Si l’idée de cité itinérante semblait être dans l’air du temps à cette époque, la terminologie de “ville mobile” fait aujourd’hui plus penser à l’intense mouvement des habitants des environnement urbains en leur sein. Néanmoins, gageons qu’au fil du temps, nous reverrons certainement surgir des nouvelles propositions de cités nomades basées sur les technologies de notre époque.
On retrouve aussi, dans Snowpiercer, une dimension belliciste qui caractérise de très nombreuses villes mobiles dans la culture populaire. Celle-ci s’incarne dans une lutte des classes entre voyageurs pauvres, relégués au fond du train, et voyageurs aisés choyés en tête.
Mais le plus intéressant, dans cette vision, réside peut-être dans son inadéquation avec l’imaginaire contemporain du train, du moins celui que s’efforcent aujourd’hui d’esquisser les principaux opérateurs du globe : un train plus lent, plus onirique, plus habitable aussi – à l’image de ces modules sur rail imaginés par les architectes suédois Jägnefält Milton.

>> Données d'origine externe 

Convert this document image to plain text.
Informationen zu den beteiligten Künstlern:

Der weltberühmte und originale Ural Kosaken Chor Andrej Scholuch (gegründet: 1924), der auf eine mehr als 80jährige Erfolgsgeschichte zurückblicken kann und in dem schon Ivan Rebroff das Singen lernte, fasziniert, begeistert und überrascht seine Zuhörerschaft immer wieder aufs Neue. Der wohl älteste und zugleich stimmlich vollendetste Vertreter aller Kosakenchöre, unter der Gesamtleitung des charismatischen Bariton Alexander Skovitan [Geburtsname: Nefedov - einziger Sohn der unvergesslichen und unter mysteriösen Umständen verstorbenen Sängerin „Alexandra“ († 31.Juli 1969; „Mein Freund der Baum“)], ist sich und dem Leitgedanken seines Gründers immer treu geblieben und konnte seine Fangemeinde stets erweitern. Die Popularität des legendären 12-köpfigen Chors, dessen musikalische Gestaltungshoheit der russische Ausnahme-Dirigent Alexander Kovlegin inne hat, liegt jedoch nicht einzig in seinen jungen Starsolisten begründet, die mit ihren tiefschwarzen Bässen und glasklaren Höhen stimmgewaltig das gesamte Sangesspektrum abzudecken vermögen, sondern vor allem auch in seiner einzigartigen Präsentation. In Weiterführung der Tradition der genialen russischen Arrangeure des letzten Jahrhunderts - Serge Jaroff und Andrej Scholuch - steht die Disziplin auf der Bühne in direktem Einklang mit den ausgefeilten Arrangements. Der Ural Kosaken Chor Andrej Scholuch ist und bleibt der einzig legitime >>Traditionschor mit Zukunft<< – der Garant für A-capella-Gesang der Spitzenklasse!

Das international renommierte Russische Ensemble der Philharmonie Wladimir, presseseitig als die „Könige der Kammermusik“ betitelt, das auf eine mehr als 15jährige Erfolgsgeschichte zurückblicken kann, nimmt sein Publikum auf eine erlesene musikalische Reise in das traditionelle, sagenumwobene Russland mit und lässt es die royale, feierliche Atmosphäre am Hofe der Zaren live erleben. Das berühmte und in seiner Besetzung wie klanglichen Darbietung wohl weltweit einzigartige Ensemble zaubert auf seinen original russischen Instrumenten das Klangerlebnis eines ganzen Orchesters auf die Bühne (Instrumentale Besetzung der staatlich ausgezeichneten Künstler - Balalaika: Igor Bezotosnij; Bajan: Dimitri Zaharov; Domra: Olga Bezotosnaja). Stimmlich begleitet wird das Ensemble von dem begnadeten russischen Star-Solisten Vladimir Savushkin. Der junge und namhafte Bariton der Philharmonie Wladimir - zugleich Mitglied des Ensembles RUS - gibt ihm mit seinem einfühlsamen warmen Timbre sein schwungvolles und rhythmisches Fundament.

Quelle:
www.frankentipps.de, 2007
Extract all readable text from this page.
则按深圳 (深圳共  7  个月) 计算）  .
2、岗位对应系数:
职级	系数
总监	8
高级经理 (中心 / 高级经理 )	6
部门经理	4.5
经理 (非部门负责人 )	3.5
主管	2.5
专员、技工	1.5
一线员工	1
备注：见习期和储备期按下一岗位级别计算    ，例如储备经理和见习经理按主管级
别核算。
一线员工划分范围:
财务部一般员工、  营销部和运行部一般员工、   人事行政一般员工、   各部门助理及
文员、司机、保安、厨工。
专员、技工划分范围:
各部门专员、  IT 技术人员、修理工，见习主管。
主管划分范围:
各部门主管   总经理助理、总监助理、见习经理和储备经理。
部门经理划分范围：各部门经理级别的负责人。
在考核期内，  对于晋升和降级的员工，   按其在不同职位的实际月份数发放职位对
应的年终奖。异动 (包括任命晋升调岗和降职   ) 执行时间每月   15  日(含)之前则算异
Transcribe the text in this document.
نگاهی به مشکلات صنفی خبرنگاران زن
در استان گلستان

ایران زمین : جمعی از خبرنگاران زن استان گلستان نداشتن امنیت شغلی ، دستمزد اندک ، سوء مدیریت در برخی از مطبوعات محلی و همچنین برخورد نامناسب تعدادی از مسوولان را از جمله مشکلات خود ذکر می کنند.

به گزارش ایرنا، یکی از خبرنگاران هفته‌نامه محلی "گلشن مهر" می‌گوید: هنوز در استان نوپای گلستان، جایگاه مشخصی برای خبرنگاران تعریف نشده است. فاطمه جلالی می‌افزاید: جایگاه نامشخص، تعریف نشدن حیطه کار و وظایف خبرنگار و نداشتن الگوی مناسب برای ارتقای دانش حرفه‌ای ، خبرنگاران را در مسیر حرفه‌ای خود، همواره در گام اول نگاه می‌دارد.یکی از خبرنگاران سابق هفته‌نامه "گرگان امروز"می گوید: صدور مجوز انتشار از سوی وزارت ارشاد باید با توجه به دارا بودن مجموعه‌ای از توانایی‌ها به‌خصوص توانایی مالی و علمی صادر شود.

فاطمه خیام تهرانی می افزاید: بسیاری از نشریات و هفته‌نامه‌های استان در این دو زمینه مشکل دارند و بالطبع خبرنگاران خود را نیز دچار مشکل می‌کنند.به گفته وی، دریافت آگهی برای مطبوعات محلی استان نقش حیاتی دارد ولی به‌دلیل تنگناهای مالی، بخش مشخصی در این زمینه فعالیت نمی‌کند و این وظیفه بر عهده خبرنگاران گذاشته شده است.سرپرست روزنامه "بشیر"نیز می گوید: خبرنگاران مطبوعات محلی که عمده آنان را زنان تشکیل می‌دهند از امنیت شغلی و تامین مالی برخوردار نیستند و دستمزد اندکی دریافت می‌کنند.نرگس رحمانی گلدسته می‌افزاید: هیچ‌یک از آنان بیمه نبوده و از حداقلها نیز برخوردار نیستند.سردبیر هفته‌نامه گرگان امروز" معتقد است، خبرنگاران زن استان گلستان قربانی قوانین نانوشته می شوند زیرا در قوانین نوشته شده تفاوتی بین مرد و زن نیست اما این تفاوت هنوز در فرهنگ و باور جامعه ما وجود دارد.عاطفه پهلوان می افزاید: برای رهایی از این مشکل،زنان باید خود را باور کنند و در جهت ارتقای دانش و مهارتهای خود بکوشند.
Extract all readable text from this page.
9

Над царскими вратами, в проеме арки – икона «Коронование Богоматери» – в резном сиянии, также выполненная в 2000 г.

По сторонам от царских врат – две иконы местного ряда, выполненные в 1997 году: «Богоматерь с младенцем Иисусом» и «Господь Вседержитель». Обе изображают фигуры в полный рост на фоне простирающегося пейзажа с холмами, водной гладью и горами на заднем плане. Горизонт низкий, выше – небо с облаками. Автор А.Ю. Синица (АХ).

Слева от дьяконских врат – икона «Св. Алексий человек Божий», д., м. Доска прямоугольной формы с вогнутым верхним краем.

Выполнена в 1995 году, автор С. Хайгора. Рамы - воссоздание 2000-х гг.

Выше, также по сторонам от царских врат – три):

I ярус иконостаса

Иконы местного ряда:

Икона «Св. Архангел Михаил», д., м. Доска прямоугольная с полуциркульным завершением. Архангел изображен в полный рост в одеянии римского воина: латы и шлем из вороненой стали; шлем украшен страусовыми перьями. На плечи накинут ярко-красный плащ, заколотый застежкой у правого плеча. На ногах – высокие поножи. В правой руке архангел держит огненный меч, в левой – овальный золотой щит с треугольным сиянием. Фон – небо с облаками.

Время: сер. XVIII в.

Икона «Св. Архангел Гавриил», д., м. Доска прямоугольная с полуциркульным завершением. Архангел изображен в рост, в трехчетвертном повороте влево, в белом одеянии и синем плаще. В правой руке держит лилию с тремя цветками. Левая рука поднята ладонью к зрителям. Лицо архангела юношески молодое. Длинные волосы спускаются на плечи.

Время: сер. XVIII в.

Plus proche de nous, on pensera forcément à ces publicités au goût vintage pour le TGV SNCF, dont le slogan est passé à la postérité : « Prenez le temps d’aller vite ». Le spot s’interrogeait ainsi : « Qui n’a jamais rêvé de vivre et de voyager en même temps ? »
Dans la même veine, on pensera à la publicité pour le parfum Angel de Thierry Mugler, qui prend place dans un train futuristique aux allures de vaisseau spatial… Une poésie doucereuse dont Transperceneige se fait en quelque sort le parfait contre-pied dystocique.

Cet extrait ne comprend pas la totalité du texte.